Kaynak : EZOTERİK – BATINİ DOKTRİNLER TARİHİ
Cihangir Gener
VIII. BÖLÜM
İSLAMİYET VE BATINİLER
İslamiyetin doğuşunda Ezoterik öğretinin etkisi, ayrı bir çalışmanın konusu olacak kadar geniş kapsamlı bir incelemeyi
gerektirmektedir. Bu nedenle, bu çalışma çerçevesinde ancak özet bilgiler vermekle yetinmek zorundayız.
Musa ve Yahudi Ezoterizmini incelerken, Mezopotamya’da ve özellikle Harran ovasında yaşayan Saabi inançlı kavimin bir
bölümünün, liderleri İbrahim komutasında çeşitli sebeplerden ötürü göç ettiklerini ve göç edenlerin Mısır’a yerleştiklerini
görmüştük. İbrahim’in bir cariyeden olma oğlu İsmail ve yanındaki küçük bir grup, İbrahim’in karısı Sarah’ın büyük tepkisi
nedeniyle ana gruptan uzaklaştırıldılar. Sarah, kavimin liderliğinin varisi olarak sadece öz oğlu İshak’ın kalmasını ve
İsmail’in gelecekte tahtta hak iddia edememesini sağlamak için, İsmail ve beraberindekileri uzak Arabistan çöllerine sürgün
göndertti.
Saabi inançlı olan İsmail, Arabistan yarımadasının güney ucuna yerleşti ve burada Yemen Sabaaları devletinin ilk nüvesini
oluşturdu. Kısa sürede Arap yarımadasının önemli bir bölümünü kontrolü altına alan bu kavimin yoğun çalışmaları sonucunda
barajlar ve su yolları yapıldı. Çöl, yeşile dönüştürüldü ve bir güneş kültü niteliğindeki Saabi inancının gereği olan pekçok
tapınak inşa edildi. İşte Kabe de bu tapınaklardan birisi, Güneş’e atfen yapılmış olması nedeniyle, belki de en önemlisiydi.
İslam peygamberi Muhammed’in ailesi, kuşaklar boyu bu Güneş mabedinin, Kabe’nin yönetimini elinde tutan rahiplerdi.
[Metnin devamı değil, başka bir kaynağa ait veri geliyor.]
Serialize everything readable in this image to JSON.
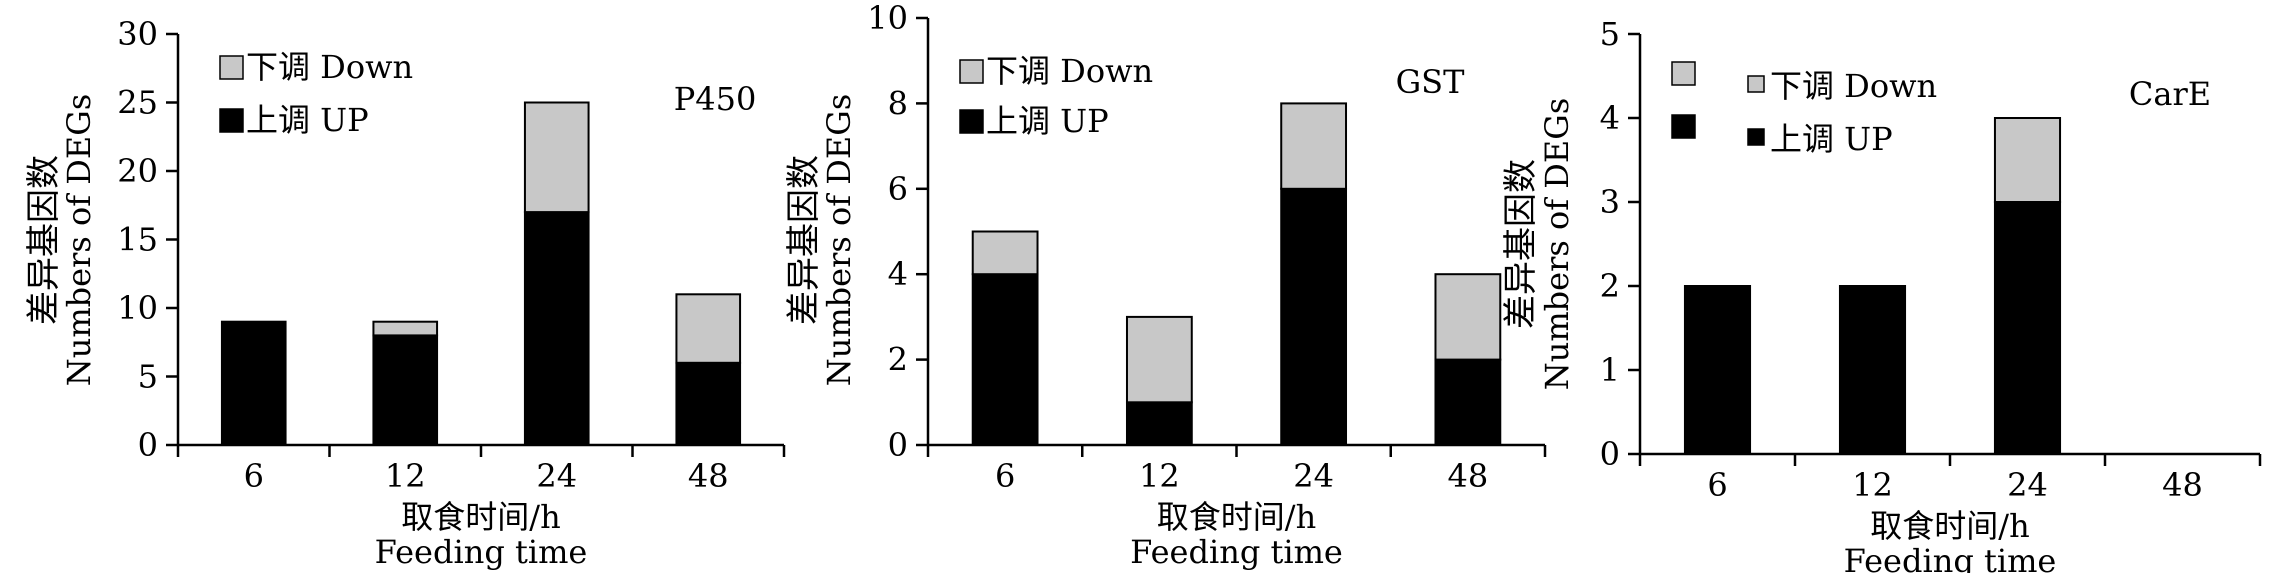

Zaman
içerisinde Kabe’nin içine pekçok kavimin putları dolsa da, Muhammed’in ailesine ve savundukları dini inanca, tek Tanrı
inanırları anlamına gelen “Hanif Din” inanırları deniyordu.
İslamiyet’in, kutsal kitabı Kuran dışındaki en önemli kanun koyucusu, Hanif dinin uygulanmakta olan ilkeleriydi. İşte bu
nedenle, zaman içerisinde çok farklılaşmış olsa da, ilk kaynağın Ezoterik olması nedeniyle İslamiyet’te de bu öğretinin
izlerine sıkça ratlanır.
İslamiyetin Ezoterik öğreti ile ikinci karşılaşması, Mısır’ın Müslüman güçlerce fethi sırasında meydana geldi. İslamiyet’in
Arap yarımadasından çıkıp tüm Ortadoğu’ya yayılmaya başladığı sırada Mısır’da halkın bir bölümü Hristiyan, bir miktarı
Yahudi ama büyük çoğunluk eski çok tanrılı din taraftarıydı. Gerçi Osiris mabedi yıkılmış ve rahiplerin büyük bölümü Kudüs’e
geçmişlerdi ancak Ezoterik doktrin varlığını kuşaktan kuşağa sürdürüyordu. Doktrinin başlıca kaynağı, İskenderiye’deki Yeni
Eflatuncu İskenderiye Okulu idi.
Uzun zamandır güçlü bir devlet yapısından uzak olan Mısır, muazzam İslam orduları karşısında fazlaca direnmeden teslim oldu.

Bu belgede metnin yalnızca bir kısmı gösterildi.